BEST PAPER AWARD: CORE-GPT: Combining Open Access research and large language models for credible, trustworthy question answering. • (full) David Pride (The Open University); Matteo Cancellieri (The Open University); Petr Knoth (Knowledge Media institute, The Open University)
BEST STUDENT PAPER AWARD: How to Cite a Web Ranking and Make it FAIR • (full) Alessandro Lotta (University of Padua); Gianmaria Silvello (University of Padova)
The International Conference on Theory and Practice of Digital Libraries (TPDL) is a yearly date for researchers on Digital Libraries and related topics. For over twenty-five years TPDL has been an international reference forum focused on digital libraries and associated technical, practical, and social issues. TPDL encompasses the many meanings of the term “digital libraries”, including new forms of information institutions; operational information systems with all manner of digital content; new means of selecting, collecting, organizing, and distributing digital content; and theoretical models of information media, including document genres and electronic publishing. Digital libraries may be viewed as a new form of information institution or as an extension of the services libraries currently provide. Representatives from academia, government, industry, research communities, research infrastructures, and others are invited to participate in this annual conference. The conference draws from a broad and multidisciplinary array of research areas including computer science, information science, librarianship, archival science and practice, museum studies and practice, technology, social sciences, cultural heritage and humanities, and scientific communities. This year its focus is on bridging the wide field of Research and Information Science with the related field of Digital Libraries. Indeed, TPDL historically approached on “Digital libraries” embracing the field at large also comprehending three key areas of interest that can be synthesized as scholarly communication (e.g. research data, research software, digital experiments, digital libraries), e-science/computationally-intense research (e.g. scientific workflows, Virtual Research Environments, reproducibility) and library, archive and information science (e.g. governance, policies, open access, open science). This emphasises TPDL’s role over the last 25 years as a forum that brings together researchers and practitioners whose work intersects with Digital Libraries. Regardless of how your work connects with Digital Libraries, we invite you to participate.
The conference is organized in two tracks:
CWI - Centrum Wiskunde & Informatica (Amsterdam)
Responsible AI & GLAM: challenges and opportunities
27 September 2023
AI is being used in the GLAM sector for a wide range of tasks such as recommendation, classification, tagging, handwriting recognition, OCR, etc.
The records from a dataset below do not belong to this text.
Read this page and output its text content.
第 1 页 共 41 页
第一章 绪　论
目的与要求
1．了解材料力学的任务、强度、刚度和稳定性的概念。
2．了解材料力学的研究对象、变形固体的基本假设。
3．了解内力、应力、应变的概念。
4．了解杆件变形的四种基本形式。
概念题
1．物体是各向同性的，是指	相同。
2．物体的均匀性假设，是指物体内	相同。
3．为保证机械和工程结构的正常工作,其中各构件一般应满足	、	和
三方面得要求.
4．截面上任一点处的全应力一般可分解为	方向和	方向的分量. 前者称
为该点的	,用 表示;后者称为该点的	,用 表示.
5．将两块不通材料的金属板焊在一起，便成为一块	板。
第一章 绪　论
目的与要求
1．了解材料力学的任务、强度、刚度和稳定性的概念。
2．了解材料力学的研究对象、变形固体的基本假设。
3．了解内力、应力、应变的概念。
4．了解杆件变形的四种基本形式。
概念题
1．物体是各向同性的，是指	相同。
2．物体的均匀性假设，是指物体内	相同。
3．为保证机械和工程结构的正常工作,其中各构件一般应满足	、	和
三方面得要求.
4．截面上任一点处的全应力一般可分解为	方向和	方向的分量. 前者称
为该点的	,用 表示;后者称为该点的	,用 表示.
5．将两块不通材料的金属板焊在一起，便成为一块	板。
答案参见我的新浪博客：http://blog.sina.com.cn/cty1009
While the benefits of AI for the sector are clearly visible, there are also valid concerns regarding fairness and bias. Responsible AI is a hot topic in the AI research community, resulting in a large number of fairness metrics and bias mitigation strategies. This keynote will address the specific opportunities and challenges that arise when aiming for Responsible AI in the GLAM sector. Firstly, we will discus differences in fairness goals between the GLAM sector and other sectors. Secondly, we show how the availability of data - or lack thereof - has largely determined the research directions in the field of Responsible AI. Data curation as done in GLAM may be a way forward. Finally, in the GLAM sector, bias may be engrained in collections and/or metadata. An example from the Dutch GLAM sector is the colonial perspective often found in historic collections. This type of bias is hard to address. We show how the AI and GLAM communities may collaborate to measure and mitigate this type of bias.
University of Edinburgh
AI language technologies and digital collections: the need for interdisciplinary communication and co-design
28 September 2023
How can we invite AI into the archive? The majority of language technology development in my group is highly interdisciplinary working directly with domain experts and users. This keynote will showcase two Digital Humanities research projects in which we used natural language processing for conducting Scottish Gaelic handwriting recognition of written descriptions of a sound archive and for detecting bias in an archival catalogue. Both projects have specifically focussed on the data creation and digitisation processes or on the product and presentation of collection documentation. AI should be invited into the archives as it can be extremely useful to make advancements in these areas. However, continuous conversation and co-design between computer scientists, archivists, cataloguers and language experts are required to succeed in this work. I will provide some insights into the successes and challenges we faced in our work, and what is needed to create AI language technologies that can work with the uncertainties and complexities of heritage datasets.